An Improved Deep Transfer Learning Method for Rotating Machinery Fault Diagnosis Based on Time Frequency Diagram and Pretraining Model

Under varying working conditions, the failure prediction model for the same type of equipment often proves ineffective in its deployment and application. Aiming to address the limitations of current fault diagnosis models based on neural networks, such as limited depth, insufficient feature extraction ability, lack of adaptive ability, and poor classification effectiveness in various domains, a novel fault prediction algorithm called deep adaption residual neural network (DARN) was studied and proposed. The algorithm incorporates a pretraining model to enhance its fault diagnosis capabilities. In this method, the time frequency diagram of the original time-series signal is obtained through time frequency processing.

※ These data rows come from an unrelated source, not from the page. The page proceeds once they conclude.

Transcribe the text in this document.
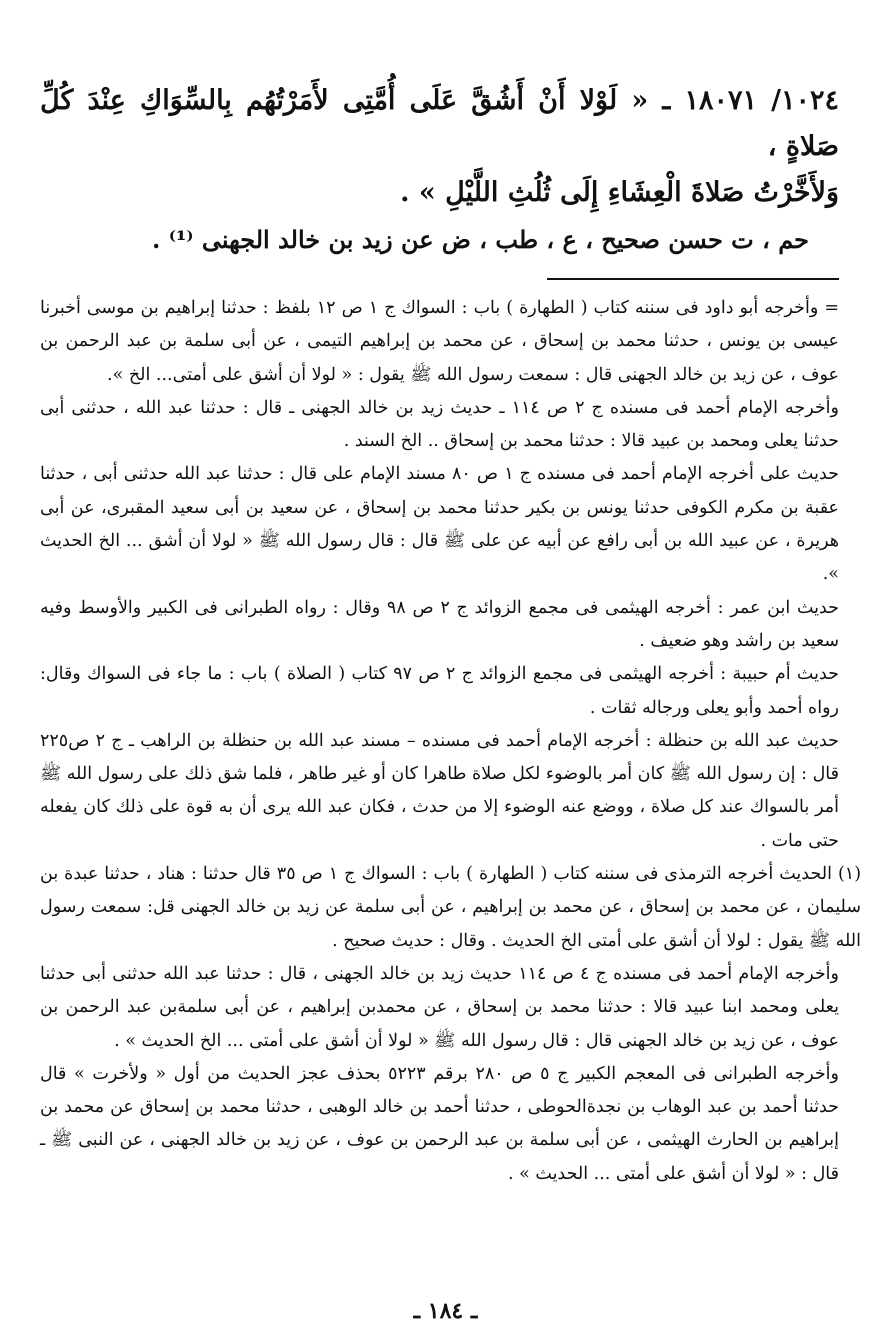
١٠٢٤/ ١٨٠٧١ ـ « لَوْلا أَنْ أَشُقَّ عَلَى أُمَّتِى لأَمَرْتُهُم بِالسِّوَاكِ عِنْدَ كُلِّ صَلاةٍ ،

وَلأَخَّرْتُ صَلاةَ الْعِشَاءِ إِلَى ثُلُثِ اللَّيْلِ » .

حم ، ت حسن صحيح ، ع ، طب ، ض عن زيد بن خالد الجهنى ⁽¹⁾ .

= وأخرجه أبو داود فى سننه كتاب ( الطهارة ) باب : السواك ج ١ ص ١٢ بلفظ : حدثنا إبراهيم بن موسى أخبرنا عيسى بن يونس ، حدثنا محمد بن إسحاق ، عن محمد بن إبراهيم التيمى ، عن أبى سلمة بن عبد الرحمن بن عوف ، عن زيد بن خالد الجهنى قال : سمعت رسول الله ﷺ يقول : « لولا أن أشق على أمتى... الخ ».

وأخرجه الإمام أحمد فى مسنده ج ٢ ص ١١٤ ـ حديث زيد بن خالد الجهنى ـ قال : حدثنا عبد الله ، حدثنى أبى حدثنا يعلى ومحمد بن عبيد قالا : حدثنا محمد بن إسحاق .. الخ السند .

حديث على أخرجه الإمام أحمد فى مسنده ج ١ ص ٨٠ مسند الإمام على قال : حدثنا عبد الله حدثنى أبى ، حدثنا عقبة بن مكرم الكوفى حدثنا يونس بن بكير حدثنا محمد بن إسحاق ، عن سعيد بن أبى سعيد المقبرى، عن أبى هريرة ، عن عبيد الله بن أبى رافع عن أبيه عن على ﷺ قال : قال رسول الله ﷺ « لولا أن أشق ... الخ الحديث ».

حديث ابن عمر : أخرجه الهيثمى فى مجمع الزوائد ج ٢ ص ٩٨ وقال : رواه الطبرانى فى الكبير والأوسط وفيه سعيد بن راشد وهو ضعيف .

حديث أم حبيبة : أخرجه الهيثمى فى مجمع الزوائد ج ٢ ص ٩٧ كتاب ( الصلاة ) باب : ما جاء فى السواك وقال: رواه أحمد وأبو يعلى ورجاله ثقات .

حديث عبد الله بن حنظلة : أخرجه الإمام أحمد فى مسنده – مسند عبد الله بن حنظلة بن الراهب ـ ج ٢ ص٢٢٥ قال : إن رسول الله ﷺ كان أمر بالوضوء لكل صلاة طاهرا كان أو غير طاهر ، فلما شق ذلك على رسول الله ﷺ أمر بالسواك عند كل صلاة ، ووضع عنه الوضوء إلا من حدث ، فكان عبد الله يرى أن به قوة على ذلك كان يفعله حتى مات .

(١) الحديث أخرجه الترمذى فى سننه كتاب ( الطهارة ) باب : السواك ج ١ ص ٣٥ قال حدثنا : هناد ، حدثنا عبدة بن سليمان ، عن محمد بن إسحاق ، عن محمد بن إبراهيم ، عن أبى سلمة عن زيد بن خالد الجهنى قل: سمعت رسول الله ﷺ يقول : لولا أن أشق على أمتى الخ الحديث . وقال : حديث صحيح .

وأخرجه الإمام أحمد فى مسنده ج ٤ ص ١١٤ حديث زيد بن خالد الجهنى ، قال : حدثنا عبد الله حدثنى أبى حدثنا يعلى ومحمد ابنا عبيد قالا : حدثنا محمد بن إسحاق ، عن محمدبن إبراهيم ، عن أبى سلمةبن عبد الرحمن بن عوف ، عن زيد بن خالد الجهنى قال : قال رسول الله ﷺ « لولا أن أشق على أمتى ... الخ الحديث » .

وأخرجه الطبرانى فى المعجم الكبير ج ٥ ص ٢٨٠ برقم ٥٢٢٣ بحذف عجز الحديث من أول « ولأخرت » قال حدثنا أحمد بن عبد الوهاب بن نجدةالحوطى ، حدثنا أحمد بن خالد الوهبى ، حدثنا محمد بن إسحاق عن محمد بن إبراهيم بن الحارث الهيثمى ، عن أبى سلمة بن عبد الرحمن بن عوف ، عن زيد بن خالد الجهنى ، عن النبى ﷺ ـ قال : « لولا أن أشق على أمتى ... الحديث » .

ـ ١٨٤ ـ
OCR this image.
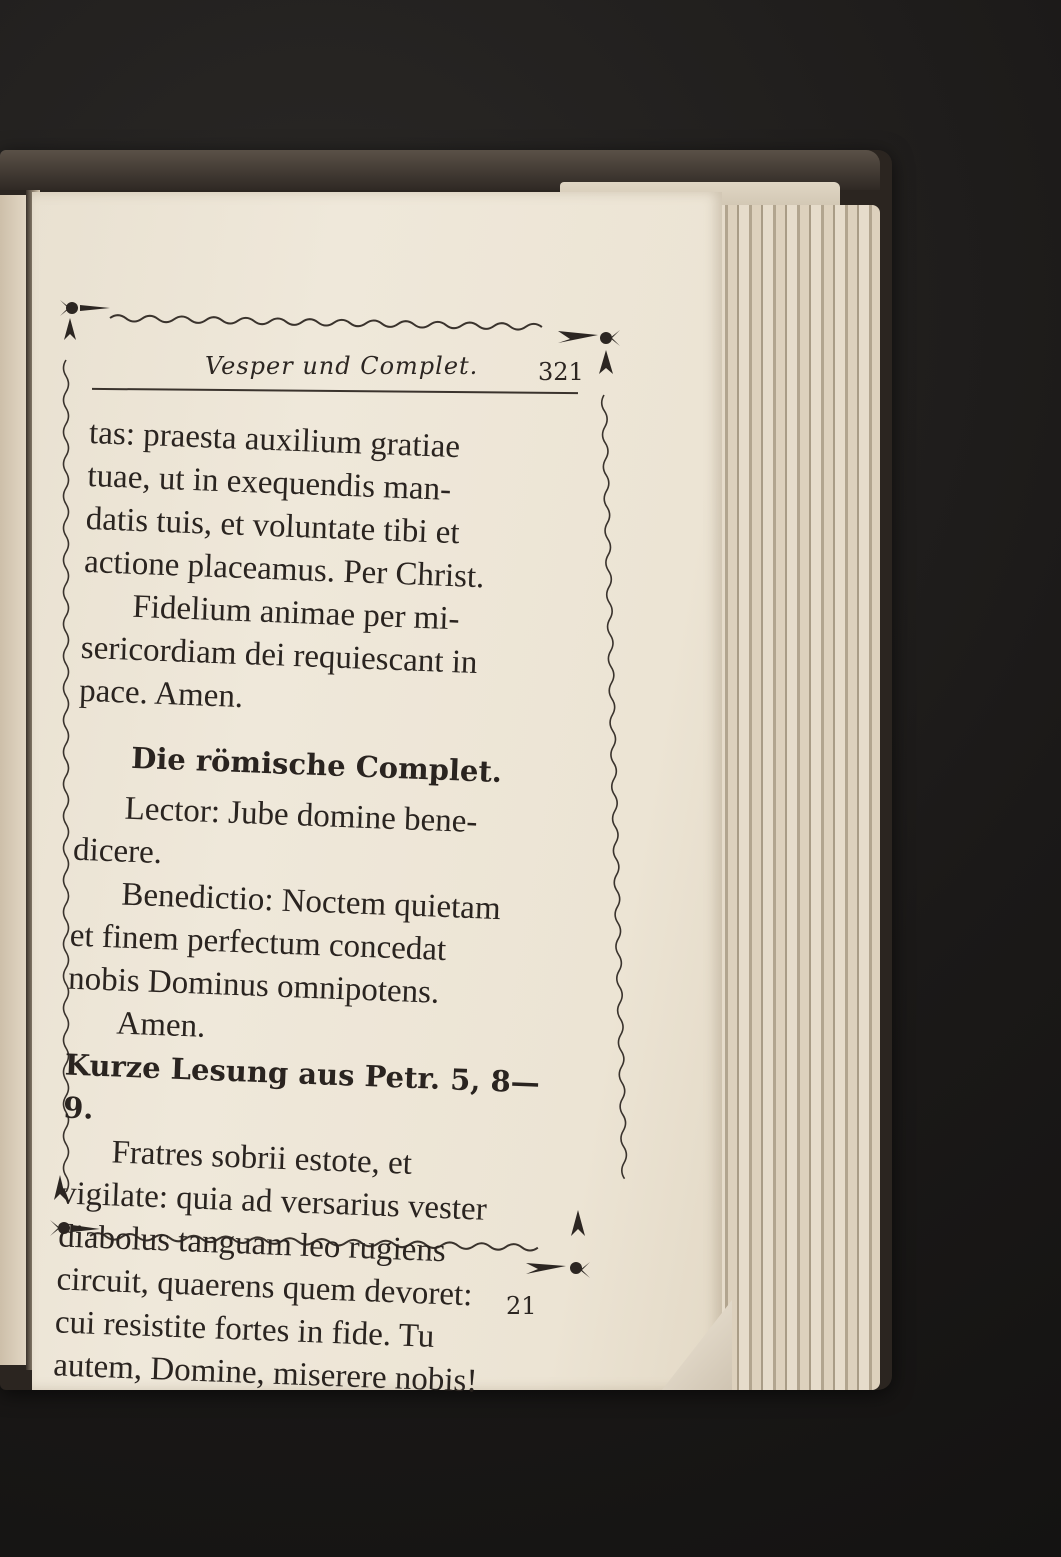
Vesper und Complet. 321

tas: praesta auxilium gratiae

tuae, ut in exequendis man-

datis tuis, et voluntate tibi et

actione placeamus. Per Christ.

Fidelium animae per mi-

sericordiam dei requiescant in

pace. Amen.

Die römische Complet.

Lector: Jube domine bene-

dicere.

Benedictio: Noctem quietam

et finem perfectum concedat

nobis Dominus omnipotens.

Amen.

Kurze Lesung aus Petr. 5, 8—9.

Fratres sobrii estote, et

vigilate: quia ad versarius vester

diabolus tanguam leo rugiens

circuit, quaerens quem devoret:

cui resistite fortes in fide. Tu

autem, Domine, miserere nobis!

21
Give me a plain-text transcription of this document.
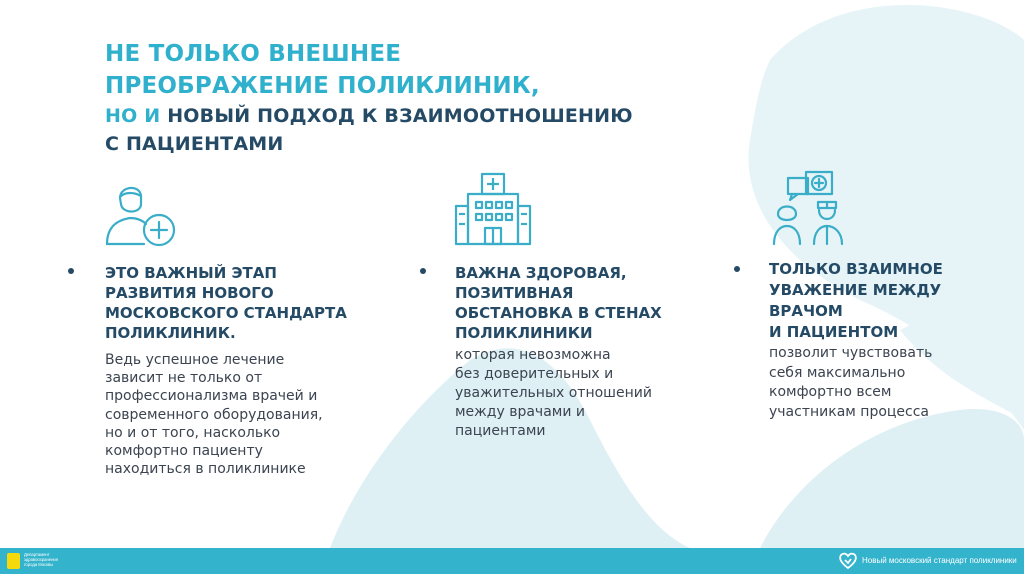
НЕ ТОЛЬКО ВНЕШНЕЕ
ПРЕОБРАЖЕНИЕ ПОЛИКЛИНИК,
НО И НОВЫЙ ПОДХОД К ВЗАИМООТНОШЕНИЮ
С ПАЦИЕНТАМИ
ЭТО ВАЖНЫЙ ЭТАП
РАЗВИТИЯ НОВОГО
МОСКОВСКОГО СТАНДАРТА
ПОЛИКЛИНИК.
Ведь успешное лечение
зависит не только от
профессионализма врачей и
современного оборудования,
но и от того, насколько
комфортно пациенту
находиться в поликлинике
ВАЖНА ЗДОРОВАЯ,
ПОЗИТИВНАЯ
ОБСТАНОВКА В СТЕНАХ
ПОЛИКЛИНИКИ
которая невозможна
без доверительных и
уважительных отношений
между врачами и
пациентами
ТОЛЬКО ВЗАИМНОЕ
УВАЖЕНИЕ МЕЖДУ
ВРАЧОМ
И ПАЦИЕНТОМ
позволит чувствовать
себя максимально
комфортно всем
участникам процесса
Департамент
здравоохранения
города Москвы	Новый московский стандарт поликлиники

At the same time, the residual neural network pretraining model is used as the primary network for feature extraction. In addition, several loss functions are designed to minimize the discrepancy between data categories and the loss of adaptive transfer. The ablation experiments for several hyperparameters were carried out. The proposed method not only improves the accuracy of the fault prediction model but also significantly reduces the training time. Compared with the traditional neural network fault diagnosis model, this method addresses the issues of structural instability and limited feature extraction ability. It ensures that the model maintains strong predictive capabilities across various working conditions. Finally, the method was validated on a public bearing dataset and a homemade bearing dataset.